Changes in the High Street and shortages caused by climate change
Reports that the High Street was in crisis date back to a number of years before the pandemic.
Reasons include high rents as well as business rates which give online competitors an advantage. For example the British Government has pointed out that while Amazons business rates are 0.7% of turnover, High Street shops are paying between 1.5% and 6.5% of turnover.
But changing the rating system is unlikely to save the High Street on its own.
As well known chain stores closed we have repeatedly been told that as businesses, they failed to adapt in the fast changing world of retail. When looking at the individual collapses, that’s certainly true of most of them, but what of the High Street as a whole? What changes in the High Street are needed?
Surveys regularly tell us that customers want extended opening hours and to be able to shop in the evenings after work. Major supermarkets are aware of their customers’ wishes and remain open until late and often for 24 hours a day during the week.
While Local Authorities have been closing public toilets to save money, the supermarkets provide toilets that are kept clean and are free to use.
They also provide free customer car parking, although the most successful shopping areas outside London are those which are pedestrianised or largely free of traffic congestion caused by private vehicles.
But the “big four” supermarkets have also been losing market share, with competition from the discounters Aldi and Lidl usually quoted as the main reason. I think that the perception that they are cheaper is exaggerated, but they are gaining market share through opening stores in residential areas,close to where people live.
Stuff v self
Changes in the High Street are now being explained in terms of stuff v self.
The major retailers sell things (stuff), but business growth in the High Street has been businesses concentrating on self – hairdressers, vaping shops, coffee shops and restaurants, beauty, gyms and even tattoos. The consumerism that has come to dominate our town and city centres is being replaced by a desire for wellbeing.
So how much stuff will be available in the future anyway?
The shortage of microchips has caused problems in the manufacturing of a range of products from cars to computers, mobile phones and games consoles.
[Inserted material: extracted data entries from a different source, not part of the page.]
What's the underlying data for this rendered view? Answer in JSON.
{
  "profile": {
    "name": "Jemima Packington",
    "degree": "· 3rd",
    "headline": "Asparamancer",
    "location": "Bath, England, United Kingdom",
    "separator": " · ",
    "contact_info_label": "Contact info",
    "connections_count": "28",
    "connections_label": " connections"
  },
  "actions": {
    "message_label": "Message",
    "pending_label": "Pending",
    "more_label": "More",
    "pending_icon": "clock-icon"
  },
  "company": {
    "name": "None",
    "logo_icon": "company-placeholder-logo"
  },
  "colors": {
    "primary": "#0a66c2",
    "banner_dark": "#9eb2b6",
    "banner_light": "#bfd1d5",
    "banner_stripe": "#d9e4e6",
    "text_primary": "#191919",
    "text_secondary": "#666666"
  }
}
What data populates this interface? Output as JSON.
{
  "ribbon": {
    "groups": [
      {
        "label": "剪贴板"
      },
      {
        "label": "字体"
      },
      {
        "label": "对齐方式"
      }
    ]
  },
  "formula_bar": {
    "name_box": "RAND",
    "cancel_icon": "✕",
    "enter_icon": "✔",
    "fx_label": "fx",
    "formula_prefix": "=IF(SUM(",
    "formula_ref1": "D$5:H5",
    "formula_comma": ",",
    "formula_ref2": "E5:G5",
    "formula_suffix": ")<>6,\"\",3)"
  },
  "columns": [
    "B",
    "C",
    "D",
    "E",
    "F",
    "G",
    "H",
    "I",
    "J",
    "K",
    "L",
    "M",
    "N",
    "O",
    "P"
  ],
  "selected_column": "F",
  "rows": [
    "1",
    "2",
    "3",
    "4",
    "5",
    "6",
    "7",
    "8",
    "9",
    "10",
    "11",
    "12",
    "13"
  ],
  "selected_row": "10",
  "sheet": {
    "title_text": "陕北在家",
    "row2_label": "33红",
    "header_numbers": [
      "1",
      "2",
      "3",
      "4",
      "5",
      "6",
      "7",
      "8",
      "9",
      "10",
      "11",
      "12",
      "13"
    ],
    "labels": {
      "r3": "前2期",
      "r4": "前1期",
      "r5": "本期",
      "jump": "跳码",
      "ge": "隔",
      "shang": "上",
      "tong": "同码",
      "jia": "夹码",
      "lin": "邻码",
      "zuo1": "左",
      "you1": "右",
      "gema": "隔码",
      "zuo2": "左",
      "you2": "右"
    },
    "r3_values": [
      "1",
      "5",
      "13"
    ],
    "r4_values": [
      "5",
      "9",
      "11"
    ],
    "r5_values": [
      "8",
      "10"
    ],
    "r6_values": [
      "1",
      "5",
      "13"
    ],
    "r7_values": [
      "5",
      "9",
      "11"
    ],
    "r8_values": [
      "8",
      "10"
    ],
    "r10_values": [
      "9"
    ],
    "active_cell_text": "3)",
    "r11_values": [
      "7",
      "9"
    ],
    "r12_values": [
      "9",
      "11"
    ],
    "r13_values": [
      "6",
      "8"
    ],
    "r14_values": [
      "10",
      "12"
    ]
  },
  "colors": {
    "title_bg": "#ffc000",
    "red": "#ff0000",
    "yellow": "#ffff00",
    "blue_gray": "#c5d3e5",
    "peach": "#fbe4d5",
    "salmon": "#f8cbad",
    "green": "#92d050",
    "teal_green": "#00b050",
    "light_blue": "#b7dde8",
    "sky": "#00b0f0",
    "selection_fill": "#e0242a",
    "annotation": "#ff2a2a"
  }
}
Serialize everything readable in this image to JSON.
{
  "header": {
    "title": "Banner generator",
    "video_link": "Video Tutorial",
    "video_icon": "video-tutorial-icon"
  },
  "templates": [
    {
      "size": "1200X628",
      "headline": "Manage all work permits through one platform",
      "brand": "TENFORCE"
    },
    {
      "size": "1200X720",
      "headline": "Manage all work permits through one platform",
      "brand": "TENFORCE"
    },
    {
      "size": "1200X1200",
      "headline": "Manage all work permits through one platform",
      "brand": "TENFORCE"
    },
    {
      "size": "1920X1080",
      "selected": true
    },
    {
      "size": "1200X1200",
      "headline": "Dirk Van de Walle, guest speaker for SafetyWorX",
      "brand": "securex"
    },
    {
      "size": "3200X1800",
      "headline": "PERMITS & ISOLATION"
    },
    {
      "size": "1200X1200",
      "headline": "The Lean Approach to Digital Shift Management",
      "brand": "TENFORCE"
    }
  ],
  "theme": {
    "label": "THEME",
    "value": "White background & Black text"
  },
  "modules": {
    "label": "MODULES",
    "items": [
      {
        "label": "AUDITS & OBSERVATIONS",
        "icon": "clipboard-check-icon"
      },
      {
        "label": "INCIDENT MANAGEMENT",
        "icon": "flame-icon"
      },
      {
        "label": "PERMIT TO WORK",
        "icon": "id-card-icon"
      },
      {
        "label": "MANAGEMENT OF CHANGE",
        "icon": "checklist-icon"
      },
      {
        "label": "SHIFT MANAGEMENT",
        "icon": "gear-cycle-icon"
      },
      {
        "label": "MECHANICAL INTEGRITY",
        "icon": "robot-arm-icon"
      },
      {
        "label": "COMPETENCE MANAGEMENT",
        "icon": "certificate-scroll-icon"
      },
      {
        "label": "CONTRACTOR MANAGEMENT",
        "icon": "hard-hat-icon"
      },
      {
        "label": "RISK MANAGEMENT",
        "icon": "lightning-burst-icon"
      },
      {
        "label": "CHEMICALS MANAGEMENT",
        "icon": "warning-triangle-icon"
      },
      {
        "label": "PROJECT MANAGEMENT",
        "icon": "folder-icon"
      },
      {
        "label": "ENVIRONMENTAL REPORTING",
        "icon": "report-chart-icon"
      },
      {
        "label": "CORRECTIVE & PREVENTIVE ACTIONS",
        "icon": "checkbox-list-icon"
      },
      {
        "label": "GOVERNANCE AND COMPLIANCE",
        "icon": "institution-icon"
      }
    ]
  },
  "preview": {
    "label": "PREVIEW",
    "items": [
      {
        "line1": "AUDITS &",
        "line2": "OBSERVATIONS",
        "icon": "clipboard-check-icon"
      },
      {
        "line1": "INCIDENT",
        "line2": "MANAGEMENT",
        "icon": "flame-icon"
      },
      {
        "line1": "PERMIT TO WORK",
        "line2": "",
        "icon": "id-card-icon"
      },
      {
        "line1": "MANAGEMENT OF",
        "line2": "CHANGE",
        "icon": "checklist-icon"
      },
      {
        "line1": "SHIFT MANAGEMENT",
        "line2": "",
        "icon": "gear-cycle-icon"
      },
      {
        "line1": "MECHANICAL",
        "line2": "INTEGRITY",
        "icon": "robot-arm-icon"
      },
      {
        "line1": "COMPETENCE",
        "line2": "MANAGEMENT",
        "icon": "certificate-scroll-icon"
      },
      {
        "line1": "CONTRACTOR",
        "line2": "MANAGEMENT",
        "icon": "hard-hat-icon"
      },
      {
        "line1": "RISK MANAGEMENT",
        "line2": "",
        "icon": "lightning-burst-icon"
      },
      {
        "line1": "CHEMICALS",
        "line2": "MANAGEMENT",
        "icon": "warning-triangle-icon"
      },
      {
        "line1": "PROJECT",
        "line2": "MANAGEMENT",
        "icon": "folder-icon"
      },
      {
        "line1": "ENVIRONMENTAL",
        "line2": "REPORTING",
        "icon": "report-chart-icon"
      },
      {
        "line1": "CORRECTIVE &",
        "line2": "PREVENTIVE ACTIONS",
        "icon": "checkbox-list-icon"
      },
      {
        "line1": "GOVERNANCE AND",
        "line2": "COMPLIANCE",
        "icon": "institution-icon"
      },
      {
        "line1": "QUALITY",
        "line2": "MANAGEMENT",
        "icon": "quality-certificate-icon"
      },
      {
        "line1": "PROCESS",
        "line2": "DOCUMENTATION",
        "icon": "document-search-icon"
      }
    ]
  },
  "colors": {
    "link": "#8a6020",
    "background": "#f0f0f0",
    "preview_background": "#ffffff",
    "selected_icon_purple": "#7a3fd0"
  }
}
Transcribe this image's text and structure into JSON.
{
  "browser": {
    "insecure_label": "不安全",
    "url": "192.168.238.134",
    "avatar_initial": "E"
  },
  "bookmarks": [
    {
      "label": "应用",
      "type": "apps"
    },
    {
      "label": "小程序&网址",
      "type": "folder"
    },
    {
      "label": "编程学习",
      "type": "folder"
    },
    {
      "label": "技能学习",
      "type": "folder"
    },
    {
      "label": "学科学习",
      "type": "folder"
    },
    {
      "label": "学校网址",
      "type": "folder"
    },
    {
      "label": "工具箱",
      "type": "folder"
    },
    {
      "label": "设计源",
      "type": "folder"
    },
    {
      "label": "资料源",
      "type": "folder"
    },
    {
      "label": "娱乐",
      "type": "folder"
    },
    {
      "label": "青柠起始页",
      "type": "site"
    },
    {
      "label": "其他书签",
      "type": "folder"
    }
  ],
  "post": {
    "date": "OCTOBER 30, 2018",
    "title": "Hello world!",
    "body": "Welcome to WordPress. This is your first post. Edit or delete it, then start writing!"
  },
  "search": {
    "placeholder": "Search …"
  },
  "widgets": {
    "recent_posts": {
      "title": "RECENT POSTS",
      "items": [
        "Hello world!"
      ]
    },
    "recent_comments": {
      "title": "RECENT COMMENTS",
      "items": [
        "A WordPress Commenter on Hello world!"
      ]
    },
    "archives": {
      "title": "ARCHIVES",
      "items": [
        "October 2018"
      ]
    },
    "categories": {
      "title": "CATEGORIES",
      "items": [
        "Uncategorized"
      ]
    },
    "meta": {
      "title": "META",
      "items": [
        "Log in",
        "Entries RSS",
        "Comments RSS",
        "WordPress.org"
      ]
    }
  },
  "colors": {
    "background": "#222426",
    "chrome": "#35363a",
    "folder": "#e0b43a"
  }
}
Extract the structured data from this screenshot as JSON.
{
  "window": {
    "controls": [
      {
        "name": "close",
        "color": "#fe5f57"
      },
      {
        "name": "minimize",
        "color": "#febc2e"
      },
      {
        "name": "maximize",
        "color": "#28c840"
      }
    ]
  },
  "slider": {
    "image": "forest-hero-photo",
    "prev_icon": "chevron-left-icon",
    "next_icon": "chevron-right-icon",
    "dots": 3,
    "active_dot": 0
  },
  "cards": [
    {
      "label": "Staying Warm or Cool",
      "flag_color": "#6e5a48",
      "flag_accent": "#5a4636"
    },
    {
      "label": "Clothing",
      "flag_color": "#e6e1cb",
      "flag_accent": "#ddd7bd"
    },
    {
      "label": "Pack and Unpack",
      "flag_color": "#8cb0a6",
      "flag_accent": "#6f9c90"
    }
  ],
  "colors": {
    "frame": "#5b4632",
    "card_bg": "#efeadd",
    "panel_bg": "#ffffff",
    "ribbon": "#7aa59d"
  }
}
Earlier this year two factories in Texas producing microchips were out of action for months following storm damage. Taiwan suffered its worst drought for over half a century forcing another factory in this water intensive industry to close. Climate also affected plants in Japan and China. The factories affected by climate events supplied a majority of the world’s chips.
It is a coincidence, but as severe climate events become more common, shortages caused by climate change seem more likely.
Bloomberg has stated that “hundreds of thousands of acres of coffee production were wiped out this year by extreme weather and climate-driven blights”.
It would take 12 years to develop new coffee varieties better able to cope, but it takes 3 years after planting for trees to turn in a profit, and mature trees will continue to produce for 25 -30 years.
Growers, paid a pittance for their crops, have neither the time, nor the capital to change their production methods.
Let them drink tea? I’m afraid not. According to the International Journal of Research Studies in Agricultural Sciences “climate change is expected to decrease not only the quality of tea, but also the quantity of tea production”.
The Canadian Government has reported that crop yields have “plummeted” (except corn), while maize production has dropped in the world’s largest production area, the southern USA, as a result of more damaging tornadoes.
It’s difficult to deny that there is likely to be less stuff to buy in the future, because of shortages caused by climate change, which will mean an end to consumerism after hundreds of years of growth.
Or, to put it another way, we’ll all be poorer!